Le besoin en recrutement est proportionnel au nombre de participations en portefeuille et à leur taille , explique Géraud Fontanié, associé au sein de Eurosearch Consultants, spécialisé dans l’executive search pour le private equity. Bonne nouvelle donc puisque le capital risque français a enregistré l’an dernier une croissance de 20%, avec 811 millions d’euros investis dans 542 jeunes sociétés innovantes, selon l’indicateur Chausson finance.

Si l’on est encore loin des niveaux de 2001 qui, bulle internet aidant, étaient alors deux fois supérieurs, force est de constater que le capital risque se porte de mieux en mieux dans l’Hexagone. En Europe, il se place désormais juste derrière le Royaume-Uni. Qui dit plus de fonds à investir, dit des équipes plus importantes pour trouver de nouvelles cibles, les analyser et les suivre dans le temps , renchérit Géraud Fontanié.

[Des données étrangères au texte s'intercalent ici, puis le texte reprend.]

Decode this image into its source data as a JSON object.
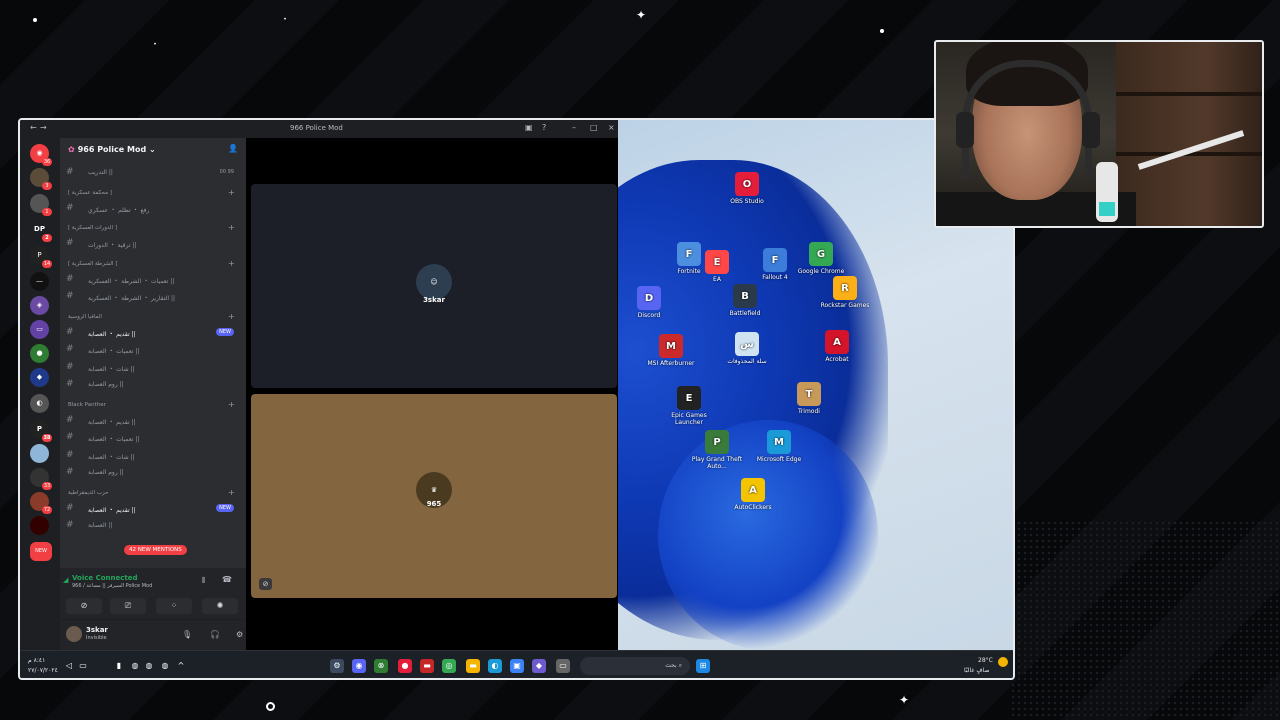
{
  "window": {
    "title": "966 Police Mod"
  },
  "server": {
    "name": "966 Police Mod"
  },
  "guild_badges": [
    "36",
    "3",
    "1",
    "2",
    "14",
    "38",
    "33",
    "72",
    "NEW"
  ],
  "channels": [
    {
      "type": "channel",
      "name": "التدريب ||",
      "extra": "00 99"
    },
    {
      "type": "category",
      "name": "[ محكمة عسكرية ]"
    },
    {
      "type": "channel",
      "name": "رفع ・ تظلم ・ عسكري"
    },
    {
      "type": "category",
      "name": "[ الدورات العسكرية ]"
    },
    {
      "type": "channel",
      "name": "ترقية ・ الدورات ||"
    },
    {
      "type": "category",
      "name": "[ الشرطة العسكرية ]"
    },
    {
      "type": "channel",
      "name": "تعميات ・ الشرطة ・ العسكرية ||"
    },
    {
      "type": "channel",
      "name": "التقارير ・ الشرطة ・ العسكرية ||"
    },
    {
      "type": "category",
      "name": "المافيا الروسية"
    },
    {
      "type": "channel",
      "name": "تقديم ・ العصابة ||",
      "new": "NEW"
    },
    {
      "type": "channel",
      "name": "تعميات ・ العصابة ||"
    },
    {
      "type": "channel",
      "name": "شات ・ العصابة ||"
    },
    {
      "type": "channel",
      "name": "روم العصابة ||"
    },
    {
      "type": "category",
      "name": "Black Panther"
    },
    {
      "type": "channel",
      "name": "تقديم ・ العصابة ||"
    },
    {
      "type": "channel",
      "name": "تعميات ・ العصابة ||"
    },
    {
      "type": "channel",
      "name": "شات ・ العصابة ||"
    },
    {
      "type": "channel",
      "name": "روم العصابة ||"
    },
    {
      "type": "category",
      "name": "حزب الديمقراطية"
    },
    {
      "type": "channel",
      "name": "تقديم ・ العصابة ||",
      "new": "NEW"
    },
    {
      "type": "channel",
      "name": "العصابة ||"
    }
  ],
  "mentions_pill": "42 NEW MENTIONS",
  "voice": {
    "status": "Voice Connected",
    "channel": "966 / السيرفر || مساعد Police Mod"
  },
  "user": {
    "name": "3skar",
    "status": "Invisible"
  },
  "stage": {
    "tile1_label": "3skar",
    "tile2_label": "965"
  },
  "desktop_icons": [
    {
      "label": "OBS Studio",
      "icon": "obs-icon",
      "color": "#e41e3a"
    },
    {
      "label": "Fortnite",
      "icon": "fortnite-icon",
      "color": "#4b8fde"
    },
    {
      "label": "EA",
      "icon": "ea-icon",
      "color": "#ff4747"
    },
    {
      "label": "Fallout 4",
      "icon": "fallout-icon",
      "color": "#3b7dd8"
    },
    {
      "label": "Google Chrome",
      "icon": "chrome-icon",
      "color": "#34a853"
    },
    {
      "label": "Discord",
      "icon": "discord-icon",
      "color": "#5865f2"
    },
    {
      "label": "Battlefield",
      "icon": "battlefield-icon",
      "color": "#2b3a4a"
    },
    {
      "label": "Rockstar Games",
      "icon": "rockstar-icon",
      "color": "#fcaf17"
    },
    {
      "label": "MSI Afterburner",
      "icon": "msi-icon",
      "color": "#cc2a2a"
    },
    {
      "label": "سلة المحذوفات",
      "icon": "recycle-bin-icon",
      "color": "#cfe3f0"
    },
    {
      "label": "Acrobat",
      "icon": "acrobat-icon",
      "color": "#d4142a"
    },
    {
      "label": "Epic Games Launcher",
      "icon": "epic-icon",
      "color": "#222222"
    },
    {
      "label": "Trimodi",
      "icon": "app-icon",
      "color": "#c89a5a"
    },
    {
      "label": "Play Grand Theft Auto...",
      "icon": "gta-icon",
      "color": "#3a7a3a"
    },
    {
      "label": "Microsoft Edge",
      "icon": "edge-icon",
      "color": "#1a9bd7"
    },
    {
      "label": "AutoClickers",
      "icon": "autoclicker-icon",
      "color": "#f5c400"
    }
  ],
  "taskbar": {
    "search_placeholder": "بحث",
    "weather_temp": "28°C",
    "weather_desc": "صافٍ غالبًا",
    "time": "٨:٤١ م",
    "date": "٢٧/٠٧/٢٠٢٤"
  }
}
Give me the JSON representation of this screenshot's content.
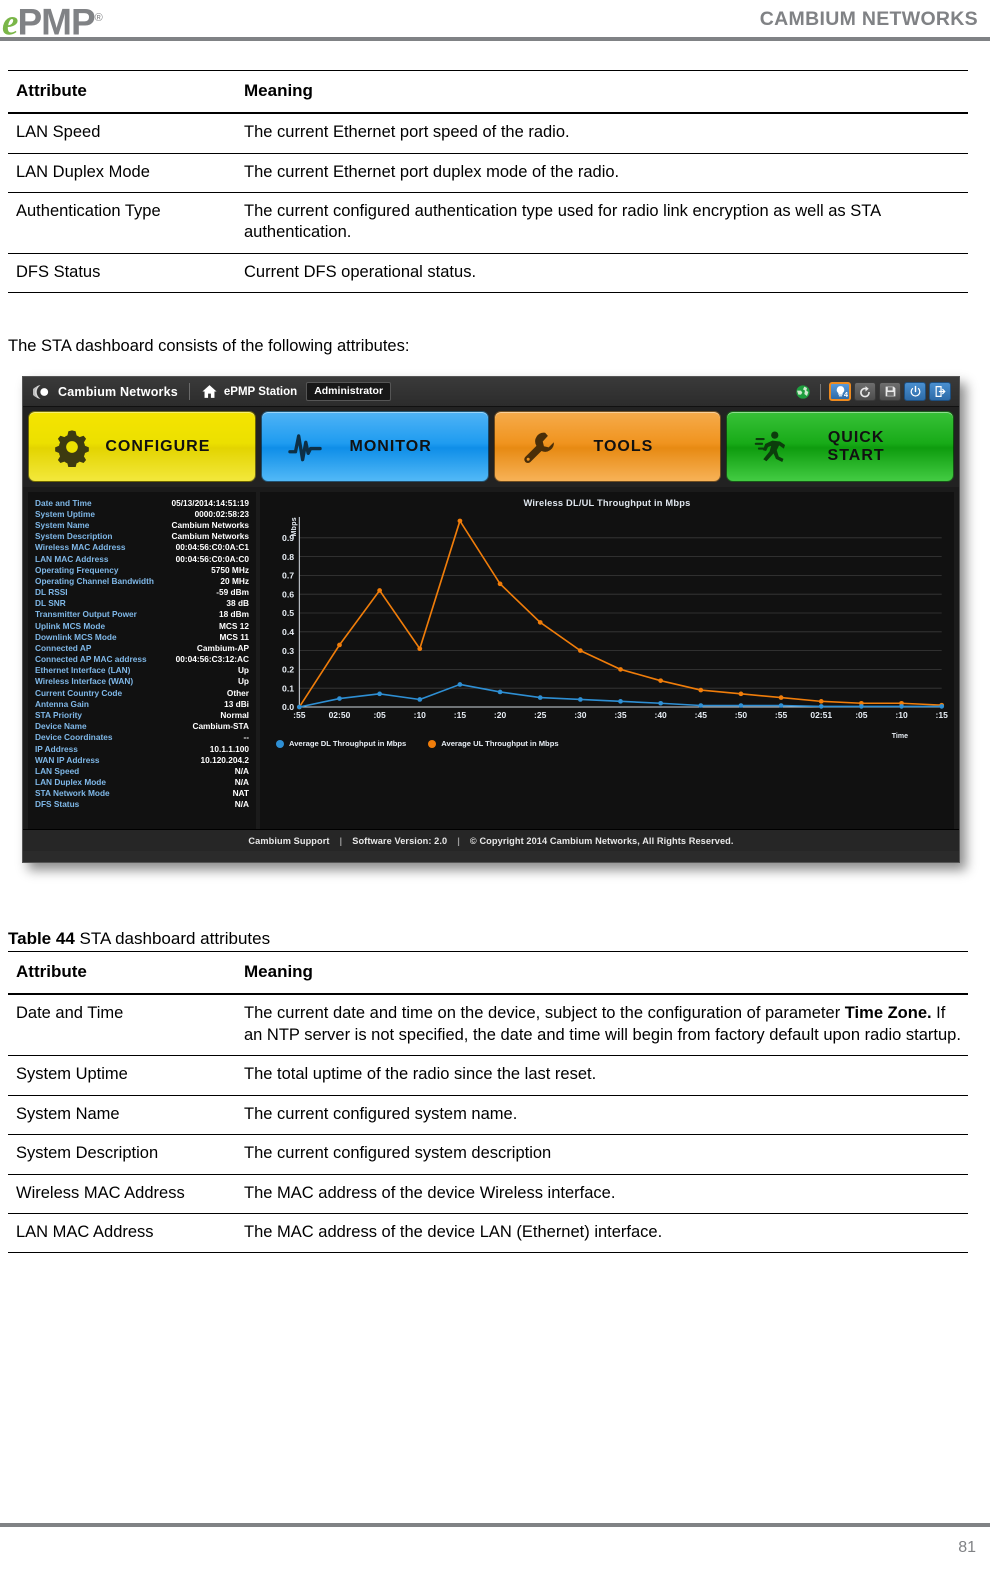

Autre tendance : les juniors sont désormais très courtisés. Plusieurs sociétés de capital-risque tentent d’élargir leur pyramide par le bas, en recrutant plutôt des juniors diplômés de grandes écoles avec déjà deux ou trois ans d’expérience dans l’audit ou la banque d’affaires , note Renaud Prodel, président du cabinet de recrutement par approche directe Hoffmann & Baretti. Parmi les sociétés les plus actives citons Sofinnova qui, avec 120 millions d’euros investis en 2006, est le premier financeur de start-up dans l’Hexagone.

La prudence reste de mise

Tous les secteurs ne sont pas porteurs : si la santé et les télécoms ont le vent en poupe, rien de tel pour l’énergie et l’environnement, les investissements plus industriels dégageant moins de rentabilité immédiate , selon Renaud Prodel.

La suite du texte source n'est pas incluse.